Norfolk Southern Railway used the line as recently as the 1990s to access industrial sites near today’s Historic Fourth Ward Park skatepark. Even younger Atlantans can sorely recall being delayed by these trains on Monroe Drive at Piedmont Park, Poventud says.

Looping around Buckhead, heading back toward the Westside Trail, leads to the lone section of BeltLine railway that’s still thriving — and that no one anticipates will go dormant. This 3.5-mile segment of the loop, the Seaboard Air Line Railroad, was completed in 1892, and Poventud says CSX still runs about 20 trains on it daily. This section is also unique in that the BeltLine’s multi-use trail and rail transit will likely be divorced from each other when fully built here.

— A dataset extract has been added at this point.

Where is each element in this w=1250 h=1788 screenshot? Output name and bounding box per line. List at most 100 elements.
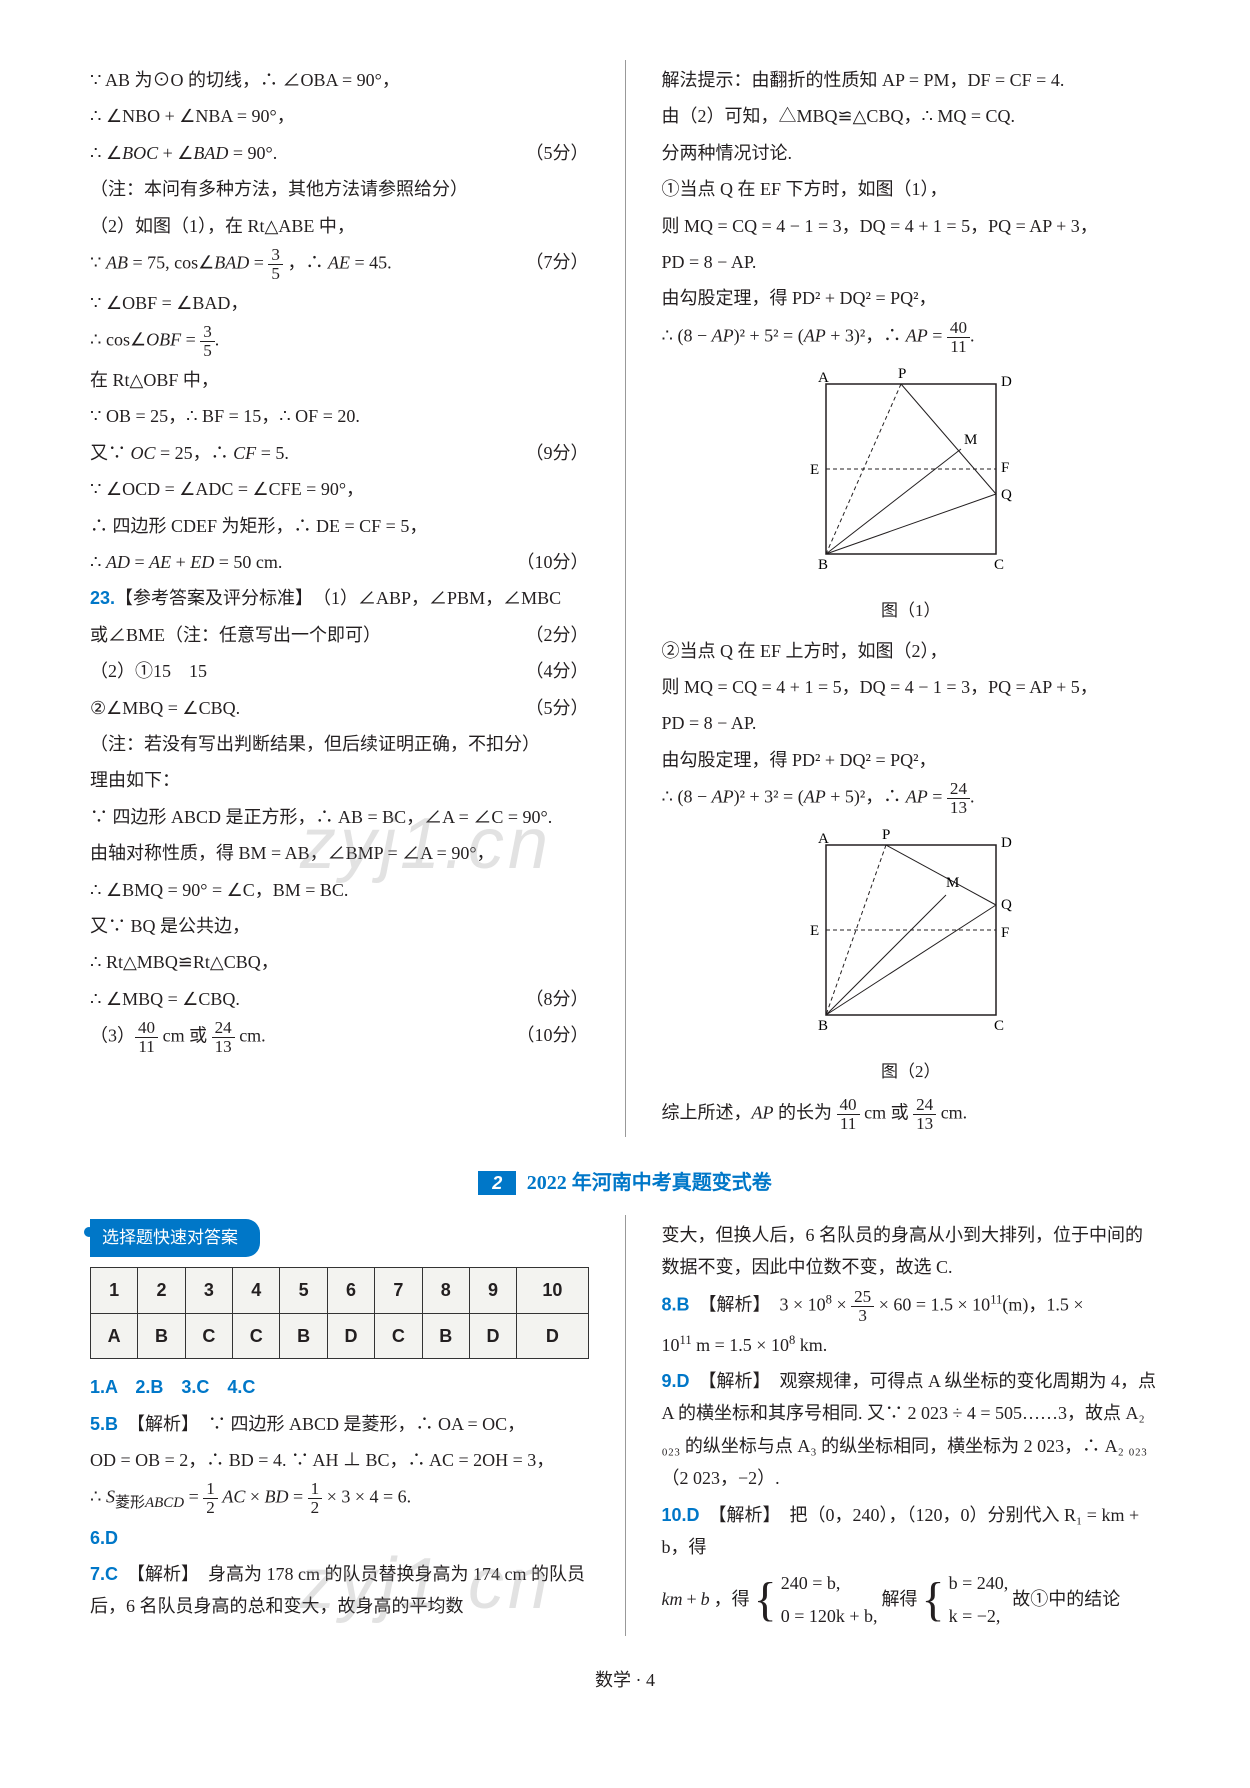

“The idea there is the [BeltLine] transit would share the corridor as MARTA shares the corridor all over the region, and CSX shares their transit corridors with transit agencies all over the country,” Gravel says. “So it’s the logical thing to do.”

As with the southeast corridor, a BeltLine deal with CSX has yet to happen in the northwest section.

While poring over still more maps in his kitchen, Poventud says Atlantans are lucky, in a sense, that the inner city’s population decreased as railroad shipping was supplanted by trucking. Otherwise, the paths born by the belt lines of yesteryear might have already been developed — instead of being catalysts for development.

“The BeltLine is really the infrastructure to build the city for the next 100 years,” he says. “It’s going to redefine how the city operates.”

Insider tip

For a broader perspective on Georgia’s railroad history, visit railga.com, where even non-rail buffs can find interesting facts and rail-related photography.

Insider tip

For Atlantans geeky enough to enjoy aerial mosaic photos of the city that show early rail lines, the website for Georgia State University’s Digital Collections (search “Planning Atlanta”) provides hours of brain candy at digitalcollections.library.gsu.edu.

The SeaBoard rail line looking towards the old Sears building, which would become City Hall East and is now Ponce City Market.

The SeaBoard rail line looking towards the old Sears building, which would become City Hall East and is now Ponce City Market.

BeltLine people: Angel Poventud

A freight train engineer by day, community activist Angel Poventud has been a champion of the BeltLine for more than a decade. Several times a year, he offers walking or biking tours of the BeltLine: Check “Beltline Walks ATL by Angel” on Facebook for updates. He lives in a renovated home that fronts on Adair Park and backs to the BeltLine’s Westside Trail.

What’s your favorite part of the BeltLine?

The Westside Trail has my favorite sections of trail. It was the last [of the rail] to be built and the first to be abandoned, so it has the least amount of industrial land. The neighborhoods and tree canopy push up against it, and the bridges along it have a little more character. I’ve walked it in all weather, including five inches of snow. It really is beautiful.

How did you first learn about the BeltLine?

The 2004 “Emerald Necklace” study [by Alex Garvin & Associates] and its global view of whole neighborhoods — that was my introduction to the BeltLine. Until then, I didn’t know what we were missing. The city got both bigger and more connected and smaller. I went from being a Midtown resident to a resident of the BeltLine.

As a train engineer, what’s your perspective on Atlanta from the rails?

My territory is Atlanta, Athens and Gainesville. It’s what we call “the brain train line” connecting Emory University to the University of Georgia. I can get a freight train from the Westside of Atlanta to Athens in two and a half hours, carrying 12,000 tons of corn or 10,000 tons of ethanol on trains a mile long. I started riding the rail in 2005, seeing how the Waterworks is connected to Piedmont Hospital is connected to Lindbergh — in real time. People say “We should connect things [in Atlanta],” but from my perspective, they’re seamlessly connected already.